Department of Clinical Sciences, Unit of Islet Cell Exocytosis, Lund University Diabetes Centre, Scania University Hospital, Malmö, Scania, Sweden.
J Cyst Fibros. 2024 Sep;23(5):842-852. doi: 10.1016/j.jcf.2024.06.004. Epub 2024 Jun 18.
CF-related diabetes (CFRD) is a prevalent comorbidity in people with Cystic Fibrosis (CF), significantly impacting morbidity and mortality rates. This review article critically evaluates the current understanding of CFRD molecular mechanisms, including the role of CFTR protein, oxidative stress, unfolded protein response (UPR) and intracellular communication. CFRD manifests from a complex interplay between exocrine pancreatic damage and intrinsic endocrine dysfunction, further complicated by the deleterious effects of misfolded CFTR protein on insulin secretion and action. Studies indicate that ER stress and subsequent UPR activation play critical roles in both exocrine and endocrine pancreatic cell dysfunction, contributing to β-cell loss and insulin insufficiency. Additionally, oxidative stress and altered calcium flux, exacerbated by CFTR dysfunction, impair β-cell survival and function, highlighting the significance of antioxidant pathways in CFRD pathogenesis. Emerging evidence underscores the importance of exosomal microRNAs (miRNAs) in mediating inflammatory and stress responses, offering novel insights into CFRD's molecular landscape. Despite insulin therapy remaining the cornerstone of CFRD management, the variability in response to CFTR modulators underscores the need for personalized treatment approaches. The review advocates for further research into non-CFTR therapeutic targets, emphasizing the need to address the multifaceted pathophysiology of CFRD. Understanding the intricate mechanisms underlying CFRD will pave the way for innovative treatments, moving beyond insulin therapy to target the disease's root causes and improve the quality of life for individuals with CF.

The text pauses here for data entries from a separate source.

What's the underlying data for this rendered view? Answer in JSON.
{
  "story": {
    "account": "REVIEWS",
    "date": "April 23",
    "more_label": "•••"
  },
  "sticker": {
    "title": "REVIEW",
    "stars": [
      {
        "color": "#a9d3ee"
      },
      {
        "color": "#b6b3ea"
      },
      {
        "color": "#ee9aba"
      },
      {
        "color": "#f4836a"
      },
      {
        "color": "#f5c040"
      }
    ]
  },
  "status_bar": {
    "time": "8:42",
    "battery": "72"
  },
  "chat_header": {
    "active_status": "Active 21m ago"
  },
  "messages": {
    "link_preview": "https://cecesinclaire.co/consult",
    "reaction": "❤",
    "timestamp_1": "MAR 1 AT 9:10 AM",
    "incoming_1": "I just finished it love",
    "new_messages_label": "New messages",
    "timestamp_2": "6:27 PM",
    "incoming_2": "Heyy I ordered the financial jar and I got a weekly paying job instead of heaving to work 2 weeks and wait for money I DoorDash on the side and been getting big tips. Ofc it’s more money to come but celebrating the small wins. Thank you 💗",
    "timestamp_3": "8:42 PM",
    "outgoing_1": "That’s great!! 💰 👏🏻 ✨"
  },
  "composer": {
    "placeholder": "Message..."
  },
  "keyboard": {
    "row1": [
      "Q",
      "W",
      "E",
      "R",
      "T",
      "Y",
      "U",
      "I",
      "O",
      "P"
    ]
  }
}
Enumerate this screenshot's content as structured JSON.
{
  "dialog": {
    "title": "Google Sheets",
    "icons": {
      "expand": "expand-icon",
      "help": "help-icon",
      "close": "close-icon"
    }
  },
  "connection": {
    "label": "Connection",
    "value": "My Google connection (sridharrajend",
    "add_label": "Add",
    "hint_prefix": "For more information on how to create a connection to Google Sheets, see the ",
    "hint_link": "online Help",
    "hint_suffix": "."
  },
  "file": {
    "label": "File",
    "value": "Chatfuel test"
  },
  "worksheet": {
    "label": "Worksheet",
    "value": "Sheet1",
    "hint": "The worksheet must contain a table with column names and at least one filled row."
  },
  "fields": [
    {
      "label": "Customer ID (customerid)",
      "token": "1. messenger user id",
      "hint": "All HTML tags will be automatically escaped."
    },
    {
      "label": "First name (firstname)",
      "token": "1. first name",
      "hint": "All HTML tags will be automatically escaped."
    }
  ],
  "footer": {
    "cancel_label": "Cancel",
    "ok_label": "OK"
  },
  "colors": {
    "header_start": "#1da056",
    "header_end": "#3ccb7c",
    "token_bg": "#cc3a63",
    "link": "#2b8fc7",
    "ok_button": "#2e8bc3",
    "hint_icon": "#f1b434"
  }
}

囊性纤维化(CF)相关糖尿病(CFRD)是 CF 患者中普遍存在的合并症,显著影响发病率和死亡率。本文综述了 CFRD 分子机制的最新研究进展,包括 CFTR 蛋白、氧化应激、未折叠蛋白反应(UPR)和细胞内通讯的作用。CFRD 源自外分泌胰腺损伤和内在内分泌功能障碍的复杂相互作用,进一步复杂化的是错误折叠的 CFTR 蛋白对胰岛素分泌和作用的有害影响。研究表明,内质网应激和随后的 UPR 激活在胰腺外分泌和内分泌细胞功能障碍中发挥关键作用,导致β细胞丧失和胰岛素不足。此外,氧化应激和钙通量改变,加剧 CFTR 功能障碍,损害β细胞的存活和功能,强调了抗氧化途径在 CFRD 发病机制中的重要性。新出现的证据强调了外泌体 microRNAs(miRNAs)在介导炎症和应激反应中的重要性,为 CFRD 的分子图谱提供了新的见解。尽管胰岛素治疗仍然是 CFRD 管理的基石,但对 CFTR 调节剂反应的变异性突出表明需要采用个性化的治疗方法。本文综述提倡进一步研究非 CFTR 治疗靶点,强调需要解决 CFRD 的多方面病理生理学。深入了解 CFRD 的复杂机制将为创新治疗铺平道路,超越胰岛素治疗,针对疾病的根本原因,并改善 CF 患者的生活质量。